Proposition n° 12 : conditionner le bénéfice de ce crédit d'impôt au respect d'un critère de francophonie, comme c'est le cas pour le crédit d'impôt phonographique.

Proposition n° 13 : rendre le métier d'éditeur éligible au crédit d'impôt phonographique.

Proposition n° 14 : créer sur internet un portail public qui permettrait de présenter l'ensemble des artistes créateurs émergents d'expression française.

Proposition n° 15 : relever le plancher des subventions reçues par les SMAC de 75 000 à 150 000 euros, afin de les aider à accomplir leurs missions de service public.

Proposition n° 16 : préciser, dans le cahier des charges des SMAC, la nécessité de mieux accompagner les artistes émergents d'expression française.

Proposition n° 17 : imposer des objectifs de production et de diffusion de nouvelles chansons francophones à des heures d'écoute décentes sur les antennes de Radio France et surtout de France Télévisions.
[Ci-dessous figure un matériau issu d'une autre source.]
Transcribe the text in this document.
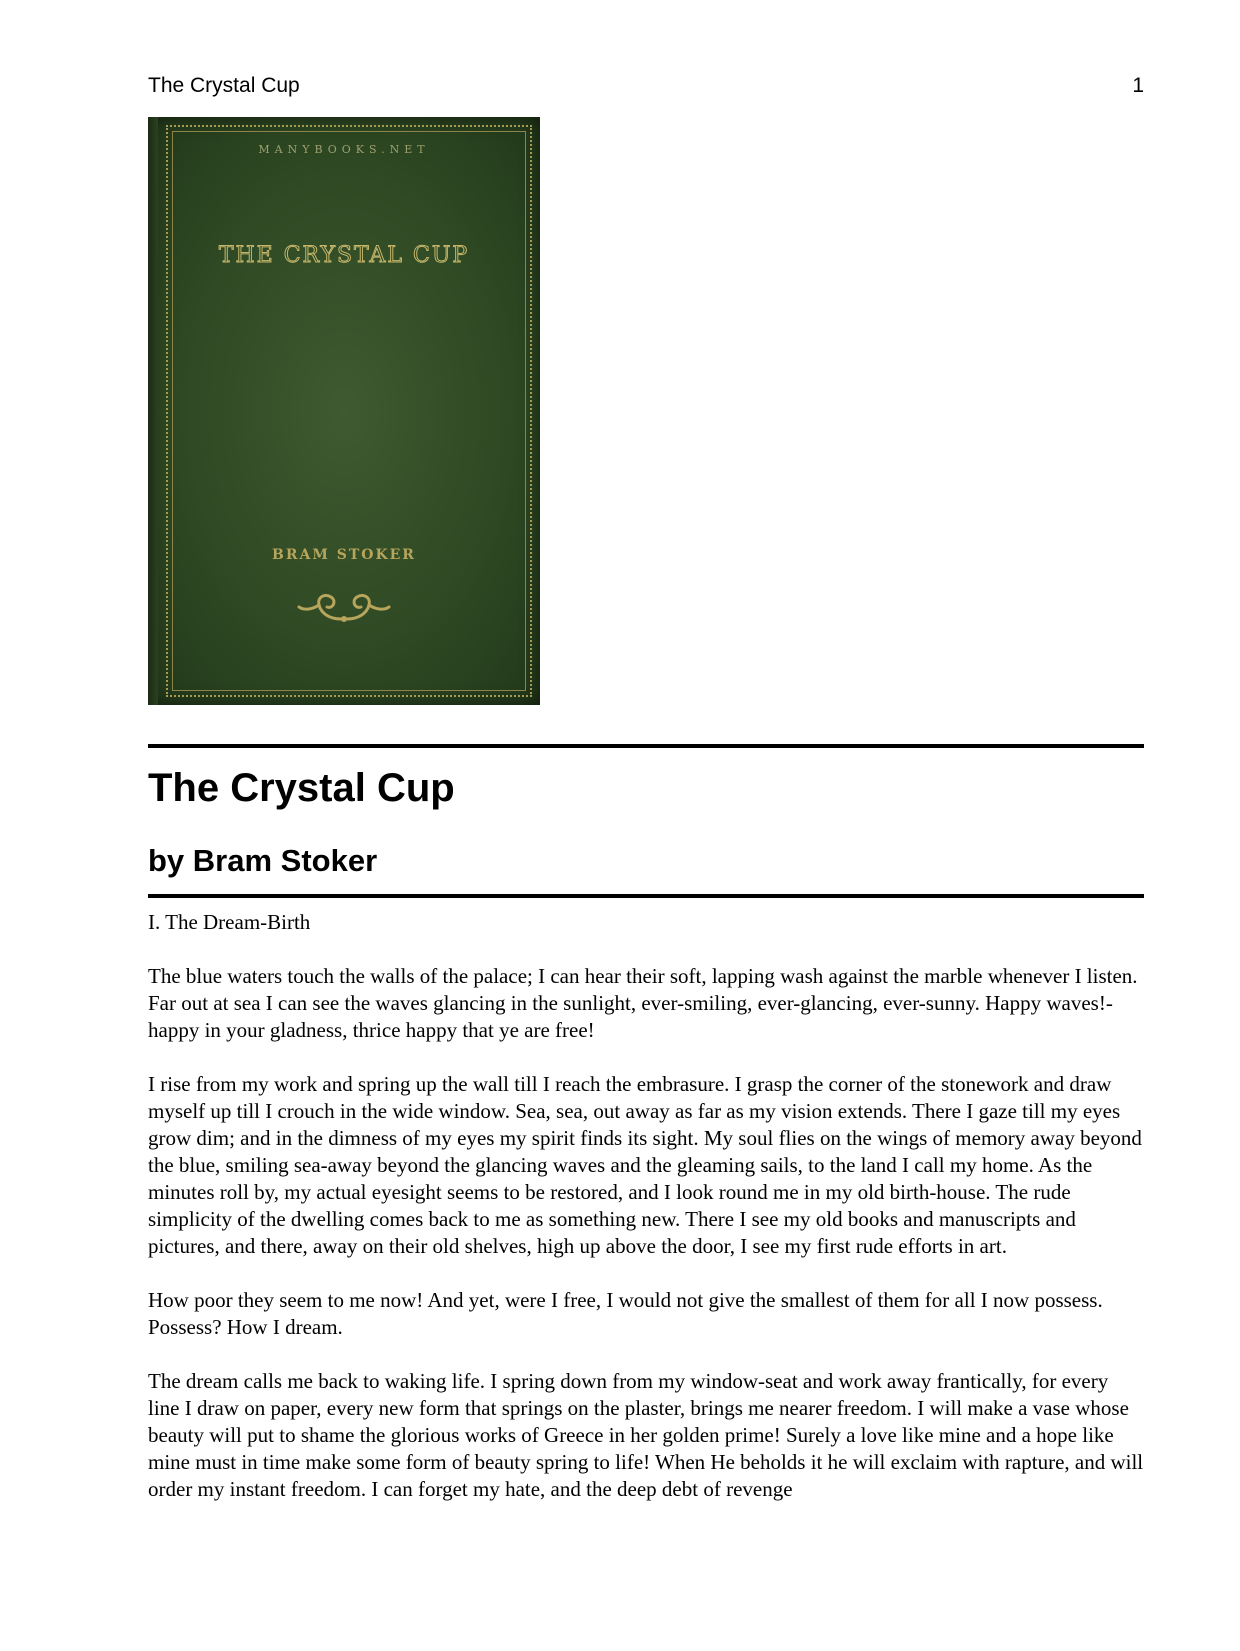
The Crystal Cup	1
MANYBOOKS.NET
THE CRYSTAL CUP
BRAM STOKER
The Crystal Cup
by Bram Stoker

I. The Dream-Birth

The blue waters touch the walls of the palace; I can hear their soft, lapping wash against the marble whenever I listen. Far out at sea I can see the waves glancing in the sunlight, ever-smiling, ever-glancing, ever-sunny. Happy waves!-happy in your gladness, thrice happy that ye are free!

I rise from my work and spring up the wall till I reach the embrasure. I grasp the corner of the stonework and draw myself up till I crouch in the wide window. Sea, sea, out away as far as my vision extends. There I gaze till my eyes grow dim; and in the dimness of my eyes my spirit finds its sight. My soul flies on the wings of memory away beyond the blue, smiling sea-away beyond the glancing waves and the gleaming sails, to the land I call my home. As the minutes roll by, my actual eyesight seems to be restored, and I look round me in my old birth-house. The rude simplicity of the dwelling comes back to me as something new. There I see my old books and manuscripts and pictures, and there, away on their old shelves, high up above the door, I see my first rude efforts in art.

How poor they seem to me now! And yet, were I free, I would not give the smallest of them for all I now possess. Possess? How I dream.

The dream calls me back to waking life. I spring down from my window-seat and work away frantically, for every line I draw on paper, every new form that springs on the plaster, brings me nearer freedom. I will make a vase whose beauty will put to shame the glorious works of Greece in her golden prime! Surely a love like mine and a hope like mine must in time make some form of beauty spring to life! When He beholds it he will exclaim with rapture, and will order my instant freedom. I can forget my hate, and the deep debt of revenge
Proposition n° 18 : augmenter le budget du Bureau export de la musique, afin de lui donner les moyens d'exploiter pleinement le potentiel économique de la filière musicale à l'international.

Proposition n° 19 : renforcer la coordination et la complémentarité entre les différents guichets d'aide à l'exportation et resserrer les liens entre le ministère des Affaires Étrangères et le Bureau export.

Proposition n° 20 : créer une antenne du Bureau export en Afrique afin d'exploiter le potentiel de la francophonie.

Voici, mes chers collègues, ce que j'avais à dire au nom et à la place de notre collègue Hervé Féron.